McConnell on the Privileges or Immunities Clause as Repository of Traditional Rights

Michael McConnell has a very interesting article just out in the University of Illinois Law Review called, Ways to Think About Unenumerated Rights (one of several papers considering Akhil Amar’s book, The Unwritten Constitution). After criticizing the Supreme Court’s substantive due process jurisprudence as a historically unsupportable source of unenumerated rights, Michael goes on to note two other possible sources of unenumerated rights in the Constitution: the Ninth Amendment and the Privileges or Immunities Clause of the 14th Amendment.

In both cases, however, the nature and scope of unenumerated rights are substantially limited.

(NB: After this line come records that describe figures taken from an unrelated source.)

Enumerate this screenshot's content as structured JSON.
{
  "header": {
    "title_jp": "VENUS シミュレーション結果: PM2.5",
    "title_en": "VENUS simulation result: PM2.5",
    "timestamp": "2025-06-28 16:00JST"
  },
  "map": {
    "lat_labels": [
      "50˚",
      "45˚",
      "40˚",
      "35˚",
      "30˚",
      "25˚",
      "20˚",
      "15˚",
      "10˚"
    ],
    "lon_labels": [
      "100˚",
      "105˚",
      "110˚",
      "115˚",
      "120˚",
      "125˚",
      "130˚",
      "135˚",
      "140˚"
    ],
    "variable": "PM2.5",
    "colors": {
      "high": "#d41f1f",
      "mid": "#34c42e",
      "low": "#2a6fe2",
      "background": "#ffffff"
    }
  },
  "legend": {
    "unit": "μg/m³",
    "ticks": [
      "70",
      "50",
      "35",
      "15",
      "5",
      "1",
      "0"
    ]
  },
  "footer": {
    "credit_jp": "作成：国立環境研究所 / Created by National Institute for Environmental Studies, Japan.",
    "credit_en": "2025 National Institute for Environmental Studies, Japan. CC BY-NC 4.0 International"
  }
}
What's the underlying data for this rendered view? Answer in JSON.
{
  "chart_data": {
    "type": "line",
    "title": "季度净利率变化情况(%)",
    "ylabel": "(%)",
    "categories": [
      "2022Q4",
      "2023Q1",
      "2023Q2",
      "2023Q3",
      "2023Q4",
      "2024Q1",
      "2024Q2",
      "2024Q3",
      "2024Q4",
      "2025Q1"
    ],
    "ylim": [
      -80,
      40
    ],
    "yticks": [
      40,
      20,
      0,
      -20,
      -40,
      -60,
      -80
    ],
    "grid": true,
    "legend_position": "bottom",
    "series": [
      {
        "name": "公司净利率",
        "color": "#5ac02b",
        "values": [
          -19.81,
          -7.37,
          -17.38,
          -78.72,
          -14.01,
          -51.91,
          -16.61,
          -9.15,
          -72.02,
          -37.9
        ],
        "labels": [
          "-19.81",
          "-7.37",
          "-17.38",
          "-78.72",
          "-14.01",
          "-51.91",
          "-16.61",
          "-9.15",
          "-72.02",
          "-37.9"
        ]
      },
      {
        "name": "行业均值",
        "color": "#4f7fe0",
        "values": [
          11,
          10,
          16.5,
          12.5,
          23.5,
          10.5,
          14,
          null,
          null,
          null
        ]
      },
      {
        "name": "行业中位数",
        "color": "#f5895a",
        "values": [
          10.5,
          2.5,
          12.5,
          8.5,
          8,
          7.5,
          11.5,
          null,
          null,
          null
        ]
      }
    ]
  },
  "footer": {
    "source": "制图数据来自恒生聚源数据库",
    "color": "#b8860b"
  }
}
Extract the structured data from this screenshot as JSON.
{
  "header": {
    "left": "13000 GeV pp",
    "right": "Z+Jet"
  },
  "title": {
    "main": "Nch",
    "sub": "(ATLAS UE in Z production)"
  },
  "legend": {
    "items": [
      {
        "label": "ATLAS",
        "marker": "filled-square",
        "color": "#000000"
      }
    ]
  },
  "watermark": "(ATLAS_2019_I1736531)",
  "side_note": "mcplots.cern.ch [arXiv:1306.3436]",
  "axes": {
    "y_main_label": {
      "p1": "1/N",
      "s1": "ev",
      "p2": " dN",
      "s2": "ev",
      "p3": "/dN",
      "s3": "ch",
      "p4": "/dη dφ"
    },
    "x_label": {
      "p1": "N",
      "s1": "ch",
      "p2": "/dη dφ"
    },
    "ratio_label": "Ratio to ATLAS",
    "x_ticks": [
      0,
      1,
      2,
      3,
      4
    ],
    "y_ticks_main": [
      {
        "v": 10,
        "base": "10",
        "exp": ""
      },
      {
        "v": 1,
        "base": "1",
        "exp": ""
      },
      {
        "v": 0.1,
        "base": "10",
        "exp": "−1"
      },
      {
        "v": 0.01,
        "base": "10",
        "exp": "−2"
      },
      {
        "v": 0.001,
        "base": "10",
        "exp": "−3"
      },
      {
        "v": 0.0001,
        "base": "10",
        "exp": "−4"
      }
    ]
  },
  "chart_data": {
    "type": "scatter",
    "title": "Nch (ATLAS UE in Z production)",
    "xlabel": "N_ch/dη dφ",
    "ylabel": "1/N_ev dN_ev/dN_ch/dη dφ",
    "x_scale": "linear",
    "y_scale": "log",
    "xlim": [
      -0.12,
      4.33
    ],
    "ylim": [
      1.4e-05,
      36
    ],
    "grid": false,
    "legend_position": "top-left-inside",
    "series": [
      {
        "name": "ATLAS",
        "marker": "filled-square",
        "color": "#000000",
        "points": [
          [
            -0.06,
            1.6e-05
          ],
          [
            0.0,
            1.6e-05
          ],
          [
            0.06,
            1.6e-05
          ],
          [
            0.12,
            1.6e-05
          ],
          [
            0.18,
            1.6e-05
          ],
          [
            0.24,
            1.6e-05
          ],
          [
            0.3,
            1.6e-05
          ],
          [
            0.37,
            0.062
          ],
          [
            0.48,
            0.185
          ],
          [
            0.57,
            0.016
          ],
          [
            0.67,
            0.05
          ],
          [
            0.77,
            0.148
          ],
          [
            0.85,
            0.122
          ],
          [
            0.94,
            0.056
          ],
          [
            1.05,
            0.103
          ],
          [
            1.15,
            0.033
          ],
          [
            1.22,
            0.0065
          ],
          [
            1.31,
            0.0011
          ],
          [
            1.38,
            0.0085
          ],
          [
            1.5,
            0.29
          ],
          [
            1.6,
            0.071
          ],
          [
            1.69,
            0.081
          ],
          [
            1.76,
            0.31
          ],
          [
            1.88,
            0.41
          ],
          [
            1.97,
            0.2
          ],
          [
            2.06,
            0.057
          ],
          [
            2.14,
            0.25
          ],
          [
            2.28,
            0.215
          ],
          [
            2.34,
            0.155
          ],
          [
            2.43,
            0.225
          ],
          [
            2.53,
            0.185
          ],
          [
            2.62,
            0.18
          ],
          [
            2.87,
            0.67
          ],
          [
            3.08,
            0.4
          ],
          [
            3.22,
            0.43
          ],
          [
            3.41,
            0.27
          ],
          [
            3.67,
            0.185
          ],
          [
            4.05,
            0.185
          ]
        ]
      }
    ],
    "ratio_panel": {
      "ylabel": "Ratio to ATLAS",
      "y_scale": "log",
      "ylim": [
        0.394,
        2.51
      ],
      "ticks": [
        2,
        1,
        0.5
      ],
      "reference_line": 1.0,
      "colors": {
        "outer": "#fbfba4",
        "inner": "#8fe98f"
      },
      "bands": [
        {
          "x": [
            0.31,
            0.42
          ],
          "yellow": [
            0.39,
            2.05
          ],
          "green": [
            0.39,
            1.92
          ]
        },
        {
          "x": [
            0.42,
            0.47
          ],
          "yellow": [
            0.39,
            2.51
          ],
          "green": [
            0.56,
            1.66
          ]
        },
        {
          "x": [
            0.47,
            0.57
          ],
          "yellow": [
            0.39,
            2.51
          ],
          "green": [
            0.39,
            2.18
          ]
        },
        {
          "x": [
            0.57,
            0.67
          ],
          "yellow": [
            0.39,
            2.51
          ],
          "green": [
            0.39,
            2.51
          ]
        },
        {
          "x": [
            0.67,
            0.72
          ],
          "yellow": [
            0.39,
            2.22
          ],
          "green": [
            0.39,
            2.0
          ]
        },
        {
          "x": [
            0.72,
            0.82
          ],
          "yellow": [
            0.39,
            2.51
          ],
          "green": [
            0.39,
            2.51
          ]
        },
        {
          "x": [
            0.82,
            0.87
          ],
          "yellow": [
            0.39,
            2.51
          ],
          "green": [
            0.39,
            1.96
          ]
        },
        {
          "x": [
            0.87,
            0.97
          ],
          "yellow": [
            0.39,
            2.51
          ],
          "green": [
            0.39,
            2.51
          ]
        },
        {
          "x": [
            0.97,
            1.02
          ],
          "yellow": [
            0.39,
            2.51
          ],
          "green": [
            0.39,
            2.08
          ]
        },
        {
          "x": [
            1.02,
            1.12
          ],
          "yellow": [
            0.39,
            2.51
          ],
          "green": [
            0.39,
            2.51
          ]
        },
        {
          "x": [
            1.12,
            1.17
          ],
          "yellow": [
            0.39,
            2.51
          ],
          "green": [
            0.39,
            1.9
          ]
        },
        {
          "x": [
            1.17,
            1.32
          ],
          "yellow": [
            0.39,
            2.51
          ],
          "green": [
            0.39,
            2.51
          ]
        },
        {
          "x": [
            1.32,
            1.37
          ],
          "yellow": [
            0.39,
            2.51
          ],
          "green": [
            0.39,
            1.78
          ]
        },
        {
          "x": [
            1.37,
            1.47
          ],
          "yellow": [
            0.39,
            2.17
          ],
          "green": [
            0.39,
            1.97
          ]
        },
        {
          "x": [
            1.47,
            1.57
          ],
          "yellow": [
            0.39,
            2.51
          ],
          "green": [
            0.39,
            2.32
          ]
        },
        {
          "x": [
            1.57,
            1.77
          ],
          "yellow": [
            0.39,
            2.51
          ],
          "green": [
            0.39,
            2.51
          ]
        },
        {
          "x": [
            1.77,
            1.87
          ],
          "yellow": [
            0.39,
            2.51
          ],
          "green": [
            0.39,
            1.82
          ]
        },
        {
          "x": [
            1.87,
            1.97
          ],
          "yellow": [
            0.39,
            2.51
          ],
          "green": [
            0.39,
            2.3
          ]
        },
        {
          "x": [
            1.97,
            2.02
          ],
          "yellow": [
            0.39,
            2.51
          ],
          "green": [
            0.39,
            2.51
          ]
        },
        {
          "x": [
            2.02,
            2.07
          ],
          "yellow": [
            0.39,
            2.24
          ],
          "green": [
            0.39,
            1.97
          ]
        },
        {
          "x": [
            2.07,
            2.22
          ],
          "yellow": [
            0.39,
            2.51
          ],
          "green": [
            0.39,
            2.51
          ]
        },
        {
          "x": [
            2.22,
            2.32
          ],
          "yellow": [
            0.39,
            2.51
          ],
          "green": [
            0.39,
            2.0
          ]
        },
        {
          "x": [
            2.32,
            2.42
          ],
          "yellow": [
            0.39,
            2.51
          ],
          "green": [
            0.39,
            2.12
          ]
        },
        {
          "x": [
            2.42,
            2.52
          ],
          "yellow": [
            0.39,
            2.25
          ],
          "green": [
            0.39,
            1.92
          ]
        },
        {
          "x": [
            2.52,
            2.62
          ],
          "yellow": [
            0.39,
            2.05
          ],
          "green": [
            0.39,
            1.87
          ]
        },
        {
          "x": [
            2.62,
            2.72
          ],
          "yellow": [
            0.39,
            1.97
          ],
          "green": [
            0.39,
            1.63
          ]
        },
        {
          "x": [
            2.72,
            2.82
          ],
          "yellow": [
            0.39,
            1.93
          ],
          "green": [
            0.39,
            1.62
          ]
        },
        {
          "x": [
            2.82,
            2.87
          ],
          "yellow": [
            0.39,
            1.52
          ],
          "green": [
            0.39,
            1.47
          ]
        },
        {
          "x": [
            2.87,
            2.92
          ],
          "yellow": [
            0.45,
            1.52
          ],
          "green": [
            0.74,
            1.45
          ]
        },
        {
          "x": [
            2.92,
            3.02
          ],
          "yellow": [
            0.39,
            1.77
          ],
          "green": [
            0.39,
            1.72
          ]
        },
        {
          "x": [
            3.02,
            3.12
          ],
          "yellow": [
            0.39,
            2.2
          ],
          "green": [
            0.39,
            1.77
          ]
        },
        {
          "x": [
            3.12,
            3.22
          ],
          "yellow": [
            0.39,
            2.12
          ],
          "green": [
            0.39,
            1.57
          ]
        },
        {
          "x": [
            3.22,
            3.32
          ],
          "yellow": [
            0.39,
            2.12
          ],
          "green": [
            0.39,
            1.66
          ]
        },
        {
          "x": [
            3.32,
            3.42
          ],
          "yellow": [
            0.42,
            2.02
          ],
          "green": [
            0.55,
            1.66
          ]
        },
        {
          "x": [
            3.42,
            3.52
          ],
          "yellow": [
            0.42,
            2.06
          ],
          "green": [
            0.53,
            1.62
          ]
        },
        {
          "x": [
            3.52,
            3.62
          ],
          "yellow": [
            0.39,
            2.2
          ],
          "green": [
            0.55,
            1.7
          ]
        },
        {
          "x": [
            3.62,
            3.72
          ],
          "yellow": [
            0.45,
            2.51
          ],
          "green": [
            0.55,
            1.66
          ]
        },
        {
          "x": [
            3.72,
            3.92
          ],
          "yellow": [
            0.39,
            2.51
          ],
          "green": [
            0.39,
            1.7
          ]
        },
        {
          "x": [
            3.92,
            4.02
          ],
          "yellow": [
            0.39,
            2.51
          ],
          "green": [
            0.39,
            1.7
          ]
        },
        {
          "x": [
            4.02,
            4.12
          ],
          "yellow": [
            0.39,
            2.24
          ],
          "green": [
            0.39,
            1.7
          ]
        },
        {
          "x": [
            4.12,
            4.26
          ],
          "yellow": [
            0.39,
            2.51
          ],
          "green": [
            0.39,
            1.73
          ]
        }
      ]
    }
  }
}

The Ninth Amendment states that the enumeration of rights in the Constitution “shall not be construed to deny or disparage others retained by the people.” In contrast to theorists who read the clause to protect a whole suite of positive rights, Michael sees it as protecting negative rights–freedoms from interference–which the people may give up in exchange for more attractive protections from the government. These negative rights are, therefore, violable: “the people decide which of these rights to relinquish in exchange for the protections and benefits of civil society.” All that the Ninth Amendment is doing is not “denying or disparaging” those “retained” rights; it is not enshrining them or giving them the stature of enumerated rights. These “natural” rights control unless “legislative abrogation is clear.”

Michael’s second example of unenumerated rights in the Constitution is even more interesting: the Privileges or Immunities Clause of the Fourteenth Amendment (“No State shall make or enforce any law which shall abridge the privileges or immunities of citizens of the United States….”), which was rendered toothless and superfluous by the Slaughterhouse Cases.

But if one were to give the Clause content, there are two options–an enumerated and an unenumerated possibility. The enumerated possibility is to say that the content of the Privileges or Immunities Clause is the Bill of Rights, now applied against the states. This is the familiar and highly plausible position that the Privileges or Immunities Clause is the true vehicle for incorporation of the Bill of Rights against the states (see, e.g., some of the work of Kurt Lash and Amar himself).

The unenumerated possibility is to say that the content of the Privileges or Immunities Clause mirrors the content of the Privileges and Immunities Clause of Article IV. Some of that content was fleshed out by Justice Bushrod Washington in the federal circuit case of Corfield v. Coryell (1823) (my former constitutional law students will remember this as the “clamming case”). There, Justice Washington wrote that the P&I Clause refers to those unenumerated rights “which are, in their nature, fundamental; which belong, of right, to the citizens of all free governments; and which have, at all times, been enjoyed by the citizens of the several states which compose this Union, from the time of their becoming free, independent, and sovereign.”

But how would one know which sort of unenumerated rights fell into this group? If the Ninth Amendment’s limits are set by the concept of negative liberty, what are the limits on unenumerated rights under this theory of the Privileges or Immunities Clause? The answer is that only those rights that are long-standing, traditionally and broadly recognized, and with deep historical roots qualify:

Taken in a broad spirit, this might be thought to authorize judges to identify those rights that are firmly embedded on our laws and traditions, both as a matter of longevity and as a matter of national consensus—as the Court held in Washington v Glucksberg. This interpretation draws strength from the overall thrust of the Fourteenth Amendment as a nationalization of the content of rights. In effect, when a particular right has been recognized by a large majority of states for a long period of time, judges are empowered to treat it as a “privilege or immunity” of national citizenship and enforce it against outlier states that may depart from that consensus. Rights become national by virtue of time, consensus, and experience. This could provide a stronger explanation for Griswold [v. Connecticut]: because every other state recognized the right of married couples to use contraceptives, and had for many decades, the Court was within its authority to declare Connecticut’s law invalid.

Note, though, that this approach does not give courts authority to engage in contentious moral reasoning or to elevate one side in a reasonable disagreement to constitutional victor. It provides no support for Roe v. Wade, for example. Enforcing national consensus is not an exercise in moral philosophy but of determining the weight of national practice. It is a nationalistic and traditionalist inquiry, not a moralistic or progressive one.